In the meantime,  to meet what you want, the solution is keep
vm.memfd_noexec = 1 (for overwrite), and a new security policy
(SELInux or Landlock) that uses security hook security_memfd_create,
this can block one process from creating executable memfd. Indeed,
security policy is better fit to cases like this than sysctl.
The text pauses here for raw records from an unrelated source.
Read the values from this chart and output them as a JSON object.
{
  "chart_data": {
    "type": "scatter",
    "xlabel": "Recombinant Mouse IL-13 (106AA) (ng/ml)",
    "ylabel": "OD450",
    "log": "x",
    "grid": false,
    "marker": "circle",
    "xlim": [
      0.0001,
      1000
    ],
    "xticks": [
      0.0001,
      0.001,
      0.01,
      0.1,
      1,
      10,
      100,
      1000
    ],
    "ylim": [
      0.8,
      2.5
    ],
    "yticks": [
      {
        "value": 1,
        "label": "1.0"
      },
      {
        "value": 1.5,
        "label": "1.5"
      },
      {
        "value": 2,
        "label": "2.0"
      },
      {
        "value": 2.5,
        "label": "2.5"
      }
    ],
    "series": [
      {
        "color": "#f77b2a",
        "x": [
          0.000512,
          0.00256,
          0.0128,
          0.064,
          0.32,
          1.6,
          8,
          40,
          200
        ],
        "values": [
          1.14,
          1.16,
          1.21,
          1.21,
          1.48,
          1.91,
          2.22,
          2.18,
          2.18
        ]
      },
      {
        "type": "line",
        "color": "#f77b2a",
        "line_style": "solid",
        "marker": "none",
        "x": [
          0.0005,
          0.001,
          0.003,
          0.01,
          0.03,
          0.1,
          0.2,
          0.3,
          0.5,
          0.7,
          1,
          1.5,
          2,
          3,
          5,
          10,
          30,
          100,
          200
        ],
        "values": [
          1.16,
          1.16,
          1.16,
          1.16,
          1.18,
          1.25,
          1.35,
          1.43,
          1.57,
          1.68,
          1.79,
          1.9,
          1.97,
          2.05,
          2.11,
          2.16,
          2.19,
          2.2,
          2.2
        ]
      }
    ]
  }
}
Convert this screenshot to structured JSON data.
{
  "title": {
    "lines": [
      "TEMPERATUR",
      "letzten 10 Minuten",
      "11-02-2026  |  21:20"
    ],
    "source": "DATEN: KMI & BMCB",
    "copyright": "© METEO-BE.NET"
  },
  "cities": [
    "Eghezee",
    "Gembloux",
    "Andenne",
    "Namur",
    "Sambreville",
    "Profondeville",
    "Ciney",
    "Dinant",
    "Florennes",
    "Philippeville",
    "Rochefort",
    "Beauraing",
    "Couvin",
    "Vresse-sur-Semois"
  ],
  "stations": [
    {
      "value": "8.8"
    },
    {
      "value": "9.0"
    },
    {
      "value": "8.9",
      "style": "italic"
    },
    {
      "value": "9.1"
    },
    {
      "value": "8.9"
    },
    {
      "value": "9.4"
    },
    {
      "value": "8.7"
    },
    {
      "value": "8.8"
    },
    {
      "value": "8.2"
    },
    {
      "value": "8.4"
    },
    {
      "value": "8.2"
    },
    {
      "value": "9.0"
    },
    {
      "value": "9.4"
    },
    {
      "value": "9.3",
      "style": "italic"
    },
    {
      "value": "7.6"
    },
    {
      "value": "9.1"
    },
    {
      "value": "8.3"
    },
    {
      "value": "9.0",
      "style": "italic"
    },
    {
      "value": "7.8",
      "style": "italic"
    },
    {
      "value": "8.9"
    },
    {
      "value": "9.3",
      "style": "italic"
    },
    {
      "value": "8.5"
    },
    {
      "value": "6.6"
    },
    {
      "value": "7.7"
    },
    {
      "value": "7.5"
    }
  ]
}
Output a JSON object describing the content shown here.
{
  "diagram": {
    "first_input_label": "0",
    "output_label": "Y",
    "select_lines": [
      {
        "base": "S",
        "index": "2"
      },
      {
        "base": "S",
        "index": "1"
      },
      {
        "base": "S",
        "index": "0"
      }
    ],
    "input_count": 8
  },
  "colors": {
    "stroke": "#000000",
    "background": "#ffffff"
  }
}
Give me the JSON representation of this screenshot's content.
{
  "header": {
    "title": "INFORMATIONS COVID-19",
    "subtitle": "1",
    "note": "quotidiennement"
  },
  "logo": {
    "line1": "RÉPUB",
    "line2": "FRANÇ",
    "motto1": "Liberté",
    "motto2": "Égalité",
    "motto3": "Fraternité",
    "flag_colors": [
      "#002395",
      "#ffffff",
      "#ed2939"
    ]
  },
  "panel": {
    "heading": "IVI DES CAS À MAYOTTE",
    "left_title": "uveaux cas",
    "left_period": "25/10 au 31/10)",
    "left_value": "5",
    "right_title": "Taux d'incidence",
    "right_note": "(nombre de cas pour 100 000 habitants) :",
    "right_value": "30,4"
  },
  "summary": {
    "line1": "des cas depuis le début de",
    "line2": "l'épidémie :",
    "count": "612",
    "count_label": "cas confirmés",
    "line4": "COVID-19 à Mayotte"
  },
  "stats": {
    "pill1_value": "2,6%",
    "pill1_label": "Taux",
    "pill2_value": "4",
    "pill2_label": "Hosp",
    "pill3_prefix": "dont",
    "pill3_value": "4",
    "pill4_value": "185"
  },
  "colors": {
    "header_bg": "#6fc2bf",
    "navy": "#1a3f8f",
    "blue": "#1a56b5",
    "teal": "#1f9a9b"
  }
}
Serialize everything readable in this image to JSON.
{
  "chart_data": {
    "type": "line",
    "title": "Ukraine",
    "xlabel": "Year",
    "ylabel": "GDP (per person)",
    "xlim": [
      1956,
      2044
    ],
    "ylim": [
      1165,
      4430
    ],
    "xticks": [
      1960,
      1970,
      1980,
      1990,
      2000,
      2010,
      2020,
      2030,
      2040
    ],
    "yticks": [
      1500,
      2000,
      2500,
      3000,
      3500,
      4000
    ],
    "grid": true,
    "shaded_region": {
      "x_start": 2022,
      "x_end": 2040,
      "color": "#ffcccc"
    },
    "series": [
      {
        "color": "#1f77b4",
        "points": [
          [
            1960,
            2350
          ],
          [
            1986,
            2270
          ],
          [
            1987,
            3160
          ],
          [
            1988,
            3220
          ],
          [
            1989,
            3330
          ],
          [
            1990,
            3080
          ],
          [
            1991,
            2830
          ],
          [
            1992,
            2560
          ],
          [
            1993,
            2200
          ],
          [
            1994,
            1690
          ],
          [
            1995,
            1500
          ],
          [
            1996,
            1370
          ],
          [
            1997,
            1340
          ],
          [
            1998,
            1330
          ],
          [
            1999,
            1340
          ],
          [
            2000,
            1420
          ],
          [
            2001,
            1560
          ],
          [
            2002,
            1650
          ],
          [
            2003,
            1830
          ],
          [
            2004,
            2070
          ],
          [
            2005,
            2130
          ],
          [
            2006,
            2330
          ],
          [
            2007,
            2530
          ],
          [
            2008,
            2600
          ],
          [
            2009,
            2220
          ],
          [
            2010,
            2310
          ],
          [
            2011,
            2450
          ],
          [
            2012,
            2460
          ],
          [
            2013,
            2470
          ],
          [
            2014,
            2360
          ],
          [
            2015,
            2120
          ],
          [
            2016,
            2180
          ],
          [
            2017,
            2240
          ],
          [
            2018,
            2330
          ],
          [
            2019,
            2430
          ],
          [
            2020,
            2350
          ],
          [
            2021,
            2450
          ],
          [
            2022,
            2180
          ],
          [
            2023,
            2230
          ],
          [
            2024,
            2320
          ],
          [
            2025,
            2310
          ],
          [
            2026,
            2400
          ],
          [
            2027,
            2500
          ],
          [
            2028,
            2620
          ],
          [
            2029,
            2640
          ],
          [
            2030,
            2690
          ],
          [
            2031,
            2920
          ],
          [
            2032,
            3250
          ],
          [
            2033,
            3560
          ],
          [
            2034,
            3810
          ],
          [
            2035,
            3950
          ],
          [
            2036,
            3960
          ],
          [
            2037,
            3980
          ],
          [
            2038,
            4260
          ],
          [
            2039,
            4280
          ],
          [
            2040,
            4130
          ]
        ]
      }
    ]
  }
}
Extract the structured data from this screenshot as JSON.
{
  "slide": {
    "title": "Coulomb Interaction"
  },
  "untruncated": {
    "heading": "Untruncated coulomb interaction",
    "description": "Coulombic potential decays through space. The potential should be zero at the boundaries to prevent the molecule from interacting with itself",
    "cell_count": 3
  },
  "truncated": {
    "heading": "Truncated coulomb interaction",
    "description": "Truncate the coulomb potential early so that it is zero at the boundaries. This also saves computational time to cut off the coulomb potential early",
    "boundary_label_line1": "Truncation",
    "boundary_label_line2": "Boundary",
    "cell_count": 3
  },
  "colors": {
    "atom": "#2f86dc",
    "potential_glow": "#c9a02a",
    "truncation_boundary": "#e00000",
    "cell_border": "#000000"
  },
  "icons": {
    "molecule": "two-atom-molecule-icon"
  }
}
[2] https://lore.kernel.org/linux-mm/CABi2SkWGo9Jrd=i1e2PoDWYGenGhR=pG=yGsQP5VLmizTmg-iA@mail.gmail.com/

> Sure there's a warn_once that memfd_create was used without seal, but
> right now on my system it's "used up" 5 seconds after boot by systemd:
> [    5.854378] memfd_create() without MFD_EXEC nor MFD_NOEXEC_SEAL, pid=1 'systemd'
>
> And anyway, older kernels will barf up EINVAL when calling memfd_create
> with MFD_NOEXEC_SEAL, so even if userspace will want to adapt they'll
> need to try calling memfd_create with the flag once and retry on EINVAL,
> which let's face it is going to take a while to happen.
> (Also, the flag has been added to glibc, but not in any release yet)
>
Yes. Application will need to do some detection of the kernel. This is
not avoidable.

> Making calls default to noexec AND refuse exec does what you want
> (forbid use of exec in an app that wasn't in a namespace that allows
> exec) while allowing apps that require it to work; that sounds better
> than making all applications that haven't taken the pain of adding the
> new flag to me.
> Well, I guess an app that did require exec without setting the flag will
> fail in a weird place instead of failing at memfd_create and having a
> chance to fallback, so it's not like it doesn't make any sense;
> I don't have such strong feelings about this if the sysctl works, but
> for my use case I'm more likely to want to take a chance at memfd_create
> not needing exec than having the flag set. Perhaps a third value if I
> cared enough...
>
> --
> Dominique Martinet | Asmadeus

Thanks
-Jeff